Skellig Michael, beehive cells and Small Skellig

Alternatively, visit Dingle Peninsula rather than the Iveragh (the peninsula which the Ring of Kerry loops around). Dingle offers stunning coastal scenery and the headland’s main town, which shares the same name, is widely noted for its traditional Irish pub scenes. If you choose to visit here, don’t be surprised if can’t understand the locals as they talk to each other, as Irish is still commonly spoken here.

button (3)

Day Three: Exploring Cork’s Environs

Within easy reach of Cork City centre are several notable towns, and all of them can easily be explored in a day. Kinsale is Ireland’s culinary capital, and while it’s wise to stop at one of the many exceptional sea food restaurants here, the town is most widely known in Ireland as the site of one of the most important battles in the Emerald Isle’s history. After the Battle of Kinsale, work began on Charles Fort which is located just outside town. This citadel is one of the Europe’s largest and best preserved star forts and visitors can enjoy fine views of Kinsale Harbour from the battlements.

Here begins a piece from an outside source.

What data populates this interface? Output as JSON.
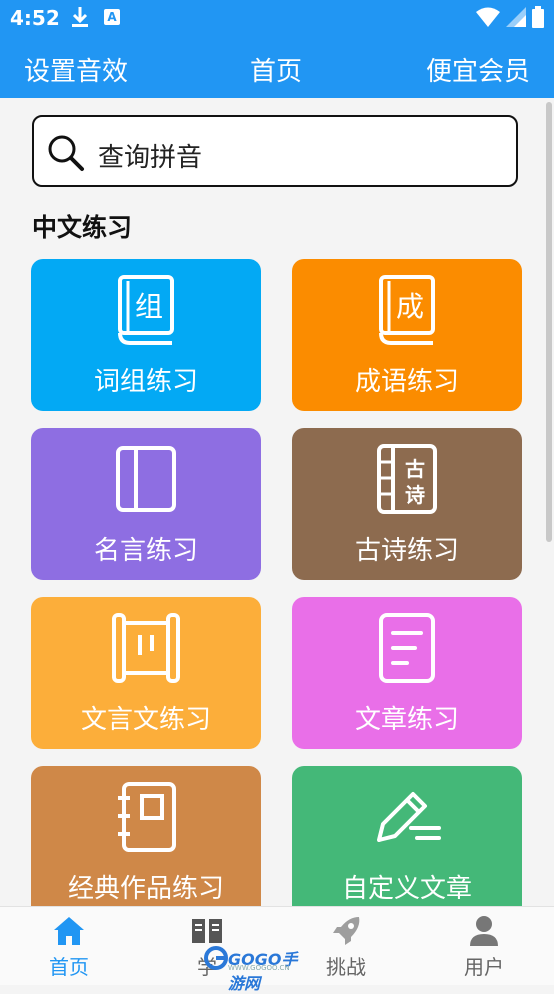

Another nearby town is famed Blarney, home of the Blarney Stone. The stone sits atop one of Ireland’s most romantic castles and can only be kissed by leaning backwards over the edge (it’s quite safe!). Even if that isn’t for you, there’s still plenty to see in the grounds, including one of the only poison gardens in the country and a rock close where ancient druids once performed their archaic rituals. Blarney Castle is right beside the Blarney Woollen Mills, the largest craft store in Ireland which offers tax-free shopping for non-EU citizens, perfect if you’re still looking for that special souvenir!


Cobh is yet another town for you to explore, not only does this coastal settlement boast one of Ireland’s most dramatic cathedrals, it was also the last port of call for the Titanic on its doomed maiden voyage and you can discover more at the Titanic Experience which is housed in the former ticket office building of the company which owned the ship. Should you have time, you might also consider a visit to the Fota Island Wildlife Park, where rare and exotic animals from around the world are cared for, the Jameson Experience Midleton, in which you can learn about the ancient process of whiskey distilling and perhaps even have a sample or two, or see one of the world’s most advanced research facilities at Blackrock Observatory, which is housed in ancient castle.